Bridging Gaps in Ophthalmology Education Through Large Language Models

Shahrzad Gholami; Beth Wilson; Sarah Page; Daniel B. Mummert; Joseph Carr; Robert R. McNabb; Rahul Dodhia; Juan M. Lavista Ferres; Bill Weeks; Dale E. Fajardo; Dale E. Fajardo

Bridging Gaps in Ophthalmology Education Through Large Language Models

Shahrzad Gholami ,
Beth Wilson ,
Sarah Page ,
Daniel B. Mummert ,
Joseph Carr ,
Robert R. McNabb ,
Rahul Dodhia ,
Juan M. Lavista Ferres ,
Bill Weeks ,
Dale E. Fajardo ,
Dale E. Fajardo

AJO International | August 2025

PDF | DOI

Download BibTex

Purpose

To assess the performance of general-domain large language models (LLMs), particularly OpenAI’s Generative Pre-trained Transformer (GPT) models, within the American Academy of Ophthalmology (AAO) Self-Assessment Program, which is based on AAO’s Basic and Clinical Science Course.

Methods

We input 3357 questions into GPT-4o, GPT-4-Turbo, o1 and o3-mini via Microsoft’s Azure OpenAI Service using zero-shot and chain-of-thought (CoT) prompting. Questions with images were analyzed using the multimodal version of GPT-4o and GPT-4.1. The performance of the LLMs was compared to 1371 unique residents who had previously participated in the program. Additionally, we compared the performance on 1399 questions, including information on 3 question types: recall, interpretation, and decision-making or clinical management. Average accuracy rates were used to evaluate performance and compare statistical significance across categories.

Results

o1 (CoT) was the most accurate model (95% confidence interval [CI]: 90.3%–92.1%) with performance ranging from 95.17% (general medicine) to 86.9% (cornea) and 91.1% accuracy on a synthesized sample test.

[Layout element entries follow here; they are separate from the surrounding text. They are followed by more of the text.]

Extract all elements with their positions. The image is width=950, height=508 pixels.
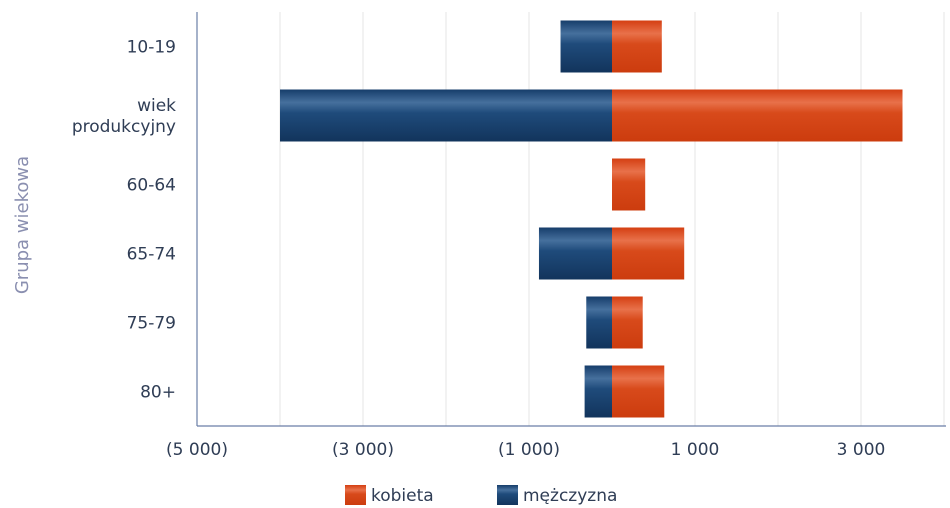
y-axis-title: Grupa wiekowa [12, 156, 33, 294]
bar-kobieta [612, 365, 665, 418]
bars [280, 20, 903, 418]
category-label: produkcyjny [72, 117, 176, 137]
bar-kobieta [612, 89, 903, 142]
legend-label: mężczyzna [523, 486, 617, 506]
bar-mezczyzna [280, 89, 612, 142]
legend-swatch-mezczyzna [497, 485, 518, 505]
x-tick-label: (5 000) [166, 440, 228, 460]
bar-mezczyzna [560, 20, 612, 73]
x-tick-label: (3 000) [332, 440, 394, 460]
bar-kobieta [612, 227, 685, 280]
axes: (5 000) (3 000) (1 000) 1 000 3 000 10-19 wiek… [72, 12, 946, 460]
category-label: 60-64 [127, 176, 176, 196]
x-tick-label: 3 000 [837, 440, 886, 460]
bar-kobieta [612, 296, 643, 349]
x-tick-label: (1 000) [498, 440, 560, 460]
gridlines [196, 12, 945, 426]
category-label: wiek [137, 96, 176, 116]
bar-mezczyzna [538, 227, 612, 280]
legend: kobieta mężczyzna [345, 485, 617, 506]
legend-swatch-kobieta [345, 485, 366, 505]
bar-kobieta [612, 158, 646, 211]
legend-label: kobieta [371, 486, 434, 506]
bar-kobieta [612, 20, 662, 73]
category-label: 10-19 [127, 38, 176, 58]
bar-mezczyzna [586, 296, 612, 349]
category-label: 75-79 [127, 314, 176, 334]
category-label: 65-74 [127, 245, 176, 265]
bar-mezczyzna [584, 365, 612, 418]
x-tick-label: 1 000 [671, 440, 720, 460]
category-label: 80+ [140, 383, 176, 403]
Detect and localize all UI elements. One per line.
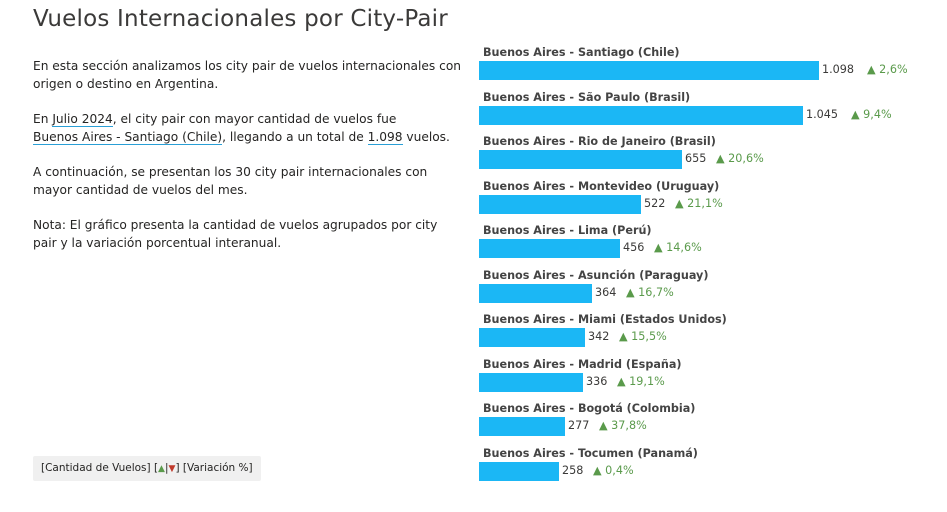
bar[interactable]	[479, 105, 803, 125]
intro-p2-post: vuelos.	[402, 130, 450, 144]
bar-variation-label: ▲ 20,6%	[716, 152, 764, 165]
intro-paragraph-3: A continuación, se presentan los 30 city…	[33, 165, 428, 197]
legend-part2: ] [Variación %]	[175, 462, 253, 474]
bar[interactable]	[479, 372, 583, 392]
highlight-city-pair: Buenos Aires - Santiago (Chile)	[33, 130, 223, 145]
bar[interactable]	[479, 61, 819, 80]
bar-variation-label: ▲ 0,4%	[593, 463, 634, 477]
intro-text: En esta sección analizamos los city pair…	[33, 57, 463, 269]
bar[interactable]	[479, 417, 565, 436]
bar-value-label: 1.098	[822, 63, 855, 76]
bar-category-label: Buenos Aires - Lima (Perú)	[483, 224, 652, 237]
intro-p2-mid2: , llegando a un total de	[222, 130, 368, 144]
bar-value-label: 342	[588, 330, 610, 343]
bar-category-label: Buenos Aires - Rio de Janeiro (Brasil)	[483, 135, 716, 148]
legend-part1: [Cantidad de Vuelos] [	[41, 462, 159, 474]
bar-value-label: 364	[595, 285, 617, 299]
bar-category-label: Buenos Aires - Montevideo (Uruguay)	[483, 179, 720, 193]
highlight-total: 1.098	[367, 130, 403, 145]
bar[interactable]	[479, 239, 620, 258]
bar-category-label: Buenos Aires - Tocumen (Panamá)	[483, 446, 698, 460]
intro-paragraph-1: En esta sección analizamos los city pair…	[33, 59, 462, 91]
bar[interactable]	[479, 328, 585, 347]
bar[interactable]	[479, 461, 559, 481]
bar-category-label: Buenos Aires - Bogotá (Colombia)	[483, 402, 696, 415]
intro-p2-pre: En	[33, 112, 53, 126]
legend-up-icon: ▲	[158, 464, 165, 474]
bar-variation-label: ▲ 16,7%	[626, 285, 674, 299]
bar-variation-label: ▲ 21,1%	[675, 196, 723, 210]
bar-value-label: 277	[568, 419, 590, 432]
bar-variation-label: ▲ 15,5%	[619, 330, 667, 343]
bar-value-label: 258	[562, 463, 584, 477]
intro-p2-mid: , el city pair con mayor cantidad de vue…	[112, 112, 397, 126]
bar-category-label: Buenos Aires - Santiago (Chile)	[483, 46, 680, 59]
bar-value-label: 1.045	[806, 107, 839, 121]
bar-category-label: Buenos Aires - Miami (Estados Unidos)	[483, 313, 727, 326]
legend-key: [Cantidad de Vuelos] [▲|▼] [Variación %]	[33, 456, 261, 481]
bar[interactable]	[479, 194, 641, 214]
bar-value-label: 456	[623, 241, 645, 254]
bar-category-label: Buenos Aires - Asunción (Paraguay)	[483, 268, 709, 282]
intro-paragraph-4: Nota: El gráfico presenta la cantidad de…	[33, 218, 438, 250]
bar-category-label: Buenos Aires - Madrid (España)	[483, 357, 682, 371]
bar[interactable]	[479, 150, 682, 169]
page-title: Vuelos Internacionales por City-Pair	[33, 6, 448, 32]
bar[interactable]	[479, 283, 592, 303]
legend-sep: |	[164, 462, 169, 474]
bar-value-label: 336	[586, 374, 608, 388]
bar-value-label: 522	[644, 196, 666, 210]
intro-paragraph-2: En Julio 2024, el city pair con mayor ca…	[33, 110, 463, 146]
legend-down-icon: ▼	[168, 464, 176, 474]
bar-variation-label: ▲ 19,1%	[617, 374, 665, 388]
bar-value-label: 655	[685, 152, 707, 165]
bar-variation-label: ▲ 9,4%	[851, 107, 892, 121]
bar-category-label: Buenos Aires - São Paulo (Brasil)	[483, 90, 691, 104]
highlight-month: Julio 2024	[52, 112, 113, 127]
bar-variation-label: ▲ 2,6%	[867, 63, 908, 76]
bar-variation-label: ▲ 14,6%	[654, 241, 702, 254]
bar-variation-label: ▲ 37,8%	[599, 419, 647, 432]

It also outperformed residents in recall-type, interpretation-type, and decision-making or clinical management questions (95.7%, 85.3%, and 90.8%, respectively, P < 0.001). Third-year residents were more accurate than first-year or second-year residents (78.2%, 68.3%, 74.9%, respectively). On multimodal inputs, adding images improved the model’s accuracy but all models still underperformed compared to residents.

Conclusions

The accuracy of the LLMs models continues to improve, with o1 (CoT) showing the highest overall performance. Multimodal inputs can enhance model accuracy, but current models still need improvement. LLMs shows great potential in democratizing access to high-quality medical knowledge.